El anciano maestro tomó los pinceles y empezó a retocar el lago que aparecía en primer término. Y muy pronto comenzó a humedecerse el pavimento de jade del salón. Ahora el maestro dibujaba una barca, y a lo lejos se escuchó un batir de remos. En la barca venía Ling, perfectamente vivo y con su cabeza bien pegada al cuello. La estancia del trono se había llenado de agua: «Las trenzas de los cortesanos sumergidos ondulaban en la superficie como serpientes, y la cabeza pálida del emperador flotaba como un loto». Ling llegó al borde de la pintura; dejó los remos, saludó a su maestro y le ayudó a subir a la embarcación. Y ambos se alejaron dulcemente, desapareciendo para siempre «en aquel mar de jade azul que Wang-Fô acababa de inventar».
Sólo una historia más, otra leyenda bellísima. La cuenta Italo Calvino en su libro de ensayos literarios Seis propuestas para el próximo mile nio. Calvino la sacó de un cuaderno de apuntes del escritor romántico francés Barbey d'Aurevilly, quien a su vez la sacó de un libro sobre la magia; la cultura es siempre así, capa tras capa de citas sobre citas, de ideas que provocan otras ideas, chisporroteantes carambolas de palabras a través del tiempo y del espacio. El cuento dice lo siguiente: el emperador Carlomagno, siendo ya muy anciano, se enamoró de una muchacha alemana y empezó a chochear de manera penosa. Estaba tan arrebatado de pasión por la joven que descuidaba los asuntos de Estado y se ponía en ridículo, con el consiguiente escándalo en la corte. De pronto, la muchacha falleció, cosa que llenó de alivio a los nobles. Pero la situación no hizo sino empeorar: Carlomagno ordenó que embalsamaran el cadáver y que lo llevaran a su aposento, y no se separaba de su muerta ni un instante. El arzobispo Turpín, espantado ante el macabro espectáculo, sospechó que la obsesión de su señor tenía un origen mágico y examinó el cuerpo de la chica; debajo de la helada lengua encontró, en efecto, un anillo con una piedra preciosa. El arzobispo sacó la joya del cadáver y, en cuanto que lo hizo, Carlomagno ordenó enterrar a la muchacha y perdió todo interés en ella; en cambio, experimentó una fulminante pasión por el arzobispo, que era quien ahora poseía el anillo. Entonces el atribulado y acosado Turpín decidió arrojar la sortija encantada al lago Constanza. Y el emperador se enamoró del lago y pasó el resto de su vida junto a la orilla.
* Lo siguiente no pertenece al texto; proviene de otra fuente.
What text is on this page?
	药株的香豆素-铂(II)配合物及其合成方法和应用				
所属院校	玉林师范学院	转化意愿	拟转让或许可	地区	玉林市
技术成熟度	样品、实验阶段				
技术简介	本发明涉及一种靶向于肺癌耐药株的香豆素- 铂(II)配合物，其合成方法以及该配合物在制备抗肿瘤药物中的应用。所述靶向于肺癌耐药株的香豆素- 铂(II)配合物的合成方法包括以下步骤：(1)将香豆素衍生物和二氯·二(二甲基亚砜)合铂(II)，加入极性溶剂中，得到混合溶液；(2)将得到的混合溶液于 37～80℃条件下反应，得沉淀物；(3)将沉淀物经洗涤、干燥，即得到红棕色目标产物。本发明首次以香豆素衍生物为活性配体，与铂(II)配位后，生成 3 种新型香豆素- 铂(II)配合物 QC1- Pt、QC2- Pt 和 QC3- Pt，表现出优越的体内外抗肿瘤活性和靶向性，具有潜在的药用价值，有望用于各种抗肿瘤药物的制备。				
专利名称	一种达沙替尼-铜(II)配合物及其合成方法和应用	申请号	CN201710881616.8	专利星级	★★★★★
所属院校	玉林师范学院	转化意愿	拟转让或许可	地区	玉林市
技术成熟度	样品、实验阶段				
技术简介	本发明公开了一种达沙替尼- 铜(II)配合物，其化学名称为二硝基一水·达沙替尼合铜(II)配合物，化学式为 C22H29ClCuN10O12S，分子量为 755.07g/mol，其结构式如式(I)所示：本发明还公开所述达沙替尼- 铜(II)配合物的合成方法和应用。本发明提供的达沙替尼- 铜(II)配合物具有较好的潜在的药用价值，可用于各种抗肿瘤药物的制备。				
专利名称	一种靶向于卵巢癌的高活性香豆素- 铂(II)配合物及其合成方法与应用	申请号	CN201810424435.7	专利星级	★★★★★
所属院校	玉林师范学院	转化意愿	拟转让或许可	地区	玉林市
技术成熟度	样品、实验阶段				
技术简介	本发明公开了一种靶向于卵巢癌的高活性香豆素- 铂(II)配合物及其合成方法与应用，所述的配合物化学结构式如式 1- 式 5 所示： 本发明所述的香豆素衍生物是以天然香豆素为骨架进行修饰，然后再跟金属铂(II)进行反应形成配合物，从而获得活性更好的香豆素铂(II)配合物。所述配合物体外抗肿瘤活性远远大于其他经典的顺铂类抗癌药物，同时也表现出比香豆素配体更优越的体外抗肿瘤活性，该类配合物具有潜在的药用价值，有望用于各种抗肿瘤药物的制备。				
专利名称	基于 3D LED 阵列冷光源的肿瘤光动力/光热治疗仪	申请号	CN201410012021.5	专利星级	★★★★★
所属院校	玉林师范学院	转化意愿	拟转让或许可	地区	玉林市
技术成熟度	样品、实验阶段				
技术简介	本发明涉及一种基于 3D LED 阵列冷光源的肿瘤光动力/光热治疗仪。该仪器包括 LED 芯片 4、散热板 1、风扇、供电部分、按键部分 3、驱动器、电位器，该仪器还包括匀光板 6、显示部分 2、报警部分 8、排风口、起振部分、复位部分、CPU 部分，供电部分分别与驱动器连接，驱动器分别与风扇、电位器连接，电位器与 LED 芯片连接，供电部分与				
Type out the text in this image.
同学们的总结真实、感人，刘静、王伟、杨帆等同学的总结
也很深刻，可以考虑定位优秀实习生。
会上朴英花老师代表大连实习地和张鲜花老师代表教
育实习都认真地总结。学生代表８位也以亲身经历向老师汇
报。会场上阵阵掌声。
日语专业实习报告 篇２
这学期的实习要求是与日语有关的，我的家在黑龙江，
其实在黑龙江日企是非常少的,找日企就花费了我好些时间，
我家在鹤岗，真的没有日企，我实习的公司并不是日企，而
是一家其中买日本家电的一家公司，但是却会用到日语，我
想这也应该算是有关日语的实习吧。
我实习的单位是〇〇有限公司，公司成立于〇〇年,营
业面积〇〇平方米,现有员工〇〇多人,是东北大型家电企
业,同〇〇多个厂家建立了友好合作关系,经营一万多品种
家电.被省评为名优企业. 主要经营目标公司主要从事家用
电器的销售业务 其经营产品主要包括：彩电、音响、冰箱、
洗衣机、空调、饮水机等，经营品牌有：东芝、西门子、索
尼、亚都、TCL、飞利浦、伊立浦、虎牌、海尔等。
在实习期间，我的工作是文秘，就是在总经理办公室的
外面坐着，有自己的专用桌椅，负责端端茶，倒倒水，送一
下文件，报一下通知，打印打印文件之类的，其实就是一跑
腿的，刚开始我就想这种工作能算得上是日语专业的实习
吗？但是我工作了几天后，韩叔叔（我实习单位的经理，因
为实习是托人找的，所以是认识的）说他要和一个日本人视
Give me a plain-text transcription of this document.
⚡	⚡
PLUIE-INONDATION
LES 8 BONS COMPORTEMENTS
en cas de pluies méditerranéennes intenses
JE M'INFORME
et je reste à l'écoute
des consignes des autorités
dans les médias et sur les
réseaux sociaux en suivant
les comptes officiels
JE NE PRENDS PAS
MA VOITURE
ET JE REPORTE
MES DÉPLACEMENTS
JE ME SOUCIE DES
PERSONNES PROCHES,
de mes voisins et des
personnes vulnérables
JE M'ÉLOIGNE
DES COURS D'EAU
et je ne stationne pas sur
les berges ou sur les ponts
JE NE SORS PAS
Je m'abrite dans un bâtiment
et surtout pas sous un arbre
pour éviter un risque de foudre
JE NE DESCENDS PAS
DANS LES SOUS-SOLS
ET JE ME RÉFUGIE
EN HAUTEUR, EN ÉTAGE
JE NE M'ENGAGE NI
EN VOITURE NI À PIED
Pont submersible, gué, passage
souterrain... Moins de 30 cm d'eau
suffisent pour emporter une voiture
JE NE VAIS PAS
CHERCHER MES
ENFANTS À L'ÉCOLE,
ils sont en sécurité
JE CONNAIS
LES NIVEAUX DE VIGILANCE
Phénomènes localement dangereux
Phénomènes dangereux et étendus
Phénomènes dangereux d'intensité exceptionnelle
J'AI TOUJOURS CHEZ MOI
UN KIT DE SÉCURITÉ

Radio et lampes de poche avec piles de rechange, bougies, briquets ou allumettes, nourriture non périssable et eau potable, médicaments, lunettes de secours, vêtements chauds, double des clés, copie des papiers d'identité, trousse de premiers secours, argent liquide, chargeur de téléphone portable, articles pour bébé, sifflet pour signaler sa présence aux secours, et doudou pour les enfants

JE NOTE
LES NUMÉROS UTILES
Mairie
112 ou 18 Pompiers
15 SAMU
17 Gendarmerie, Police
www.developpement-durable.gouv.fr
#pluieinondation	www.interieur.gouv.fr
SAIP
Calvino cuenta esta leyenda como ejemplo de una historia bien narrada, breve, sustancial y directa. Pero a mí lo que de verdad me gusta del relato es que es un símbolo perfecto de la necesidad de trascendencia de los humanos, de esa ansia por salirnos de nosotros y fundirnos con lo absoluto: un afán imposible pero espléndido que basta para justificar una vida. Incluso la gran vida de un gran emperador. Nuestra imaginación, ese talismán secreto que se oculta, qué casualidad, bajo la lengua, inviste de belleza lo que toca. Soñamos, escribimos y creamos para eso, para intentar rozar la hermosura del mundo, que es tan inabarcable como el lago Constanza. Me imagino al anciano Carlomagno sentado en una ladera, junto a la orilla, envuelto en su viejo manto imperial para protegerse del húmedo aliento de las aguas y sumido en la melancólica contemplación de su lago-ballena. Así pasamos todos la vida, añorando aquello que es más grande que nosotros, el polvo de estrellas que un día fuimos.
Dieciséis
Por cierto que, si hablamos de mujeres, no podemos dejar de mencionar a las esposas de los escritores, una añeja institución literaria que afortunadamente está en franco proceso de extinción; y digo afortunadamente no porque tenga nada en contra de dichas esposas, sino porque su existencia es la consecuencia de un mundo machista y arbitrario en el que las mujeres, en vez de ser algo por sí mismas, tienen que conformarse con ser una especie de apéndice de sus parejas. O lo que es lo mismo: en vez de vivir para su propio deseo, viven para el deseo de los demás. En Occidente, ese esquema sexista está evolucionando a gran velocidad, y hoy hay muchas más mujeres escritoras que mujeres de escritores, un cambio radical que, curiosamente, no ha dado origen al espécimen esposo de escritora. Los cónyuges de las autoras, salvo raras excepciones que probablemente pertenezcan más al reino de lo fabuloso, van a su mera bola y pasan bastante de colaborar en el empeño creativo de sus mujeres (cuando no compiten directamente contra ellas por el tiempo que invierten en el tonto hobby literario). Una actitud que, después de todo, tal vez no esté tan mal y contribuya al equilibrio de la pareja, pero que a veces resulta un poco desoladora y fatigosa. Quiero decir que en más de una ocasión me hubiera gustado tener una esposa.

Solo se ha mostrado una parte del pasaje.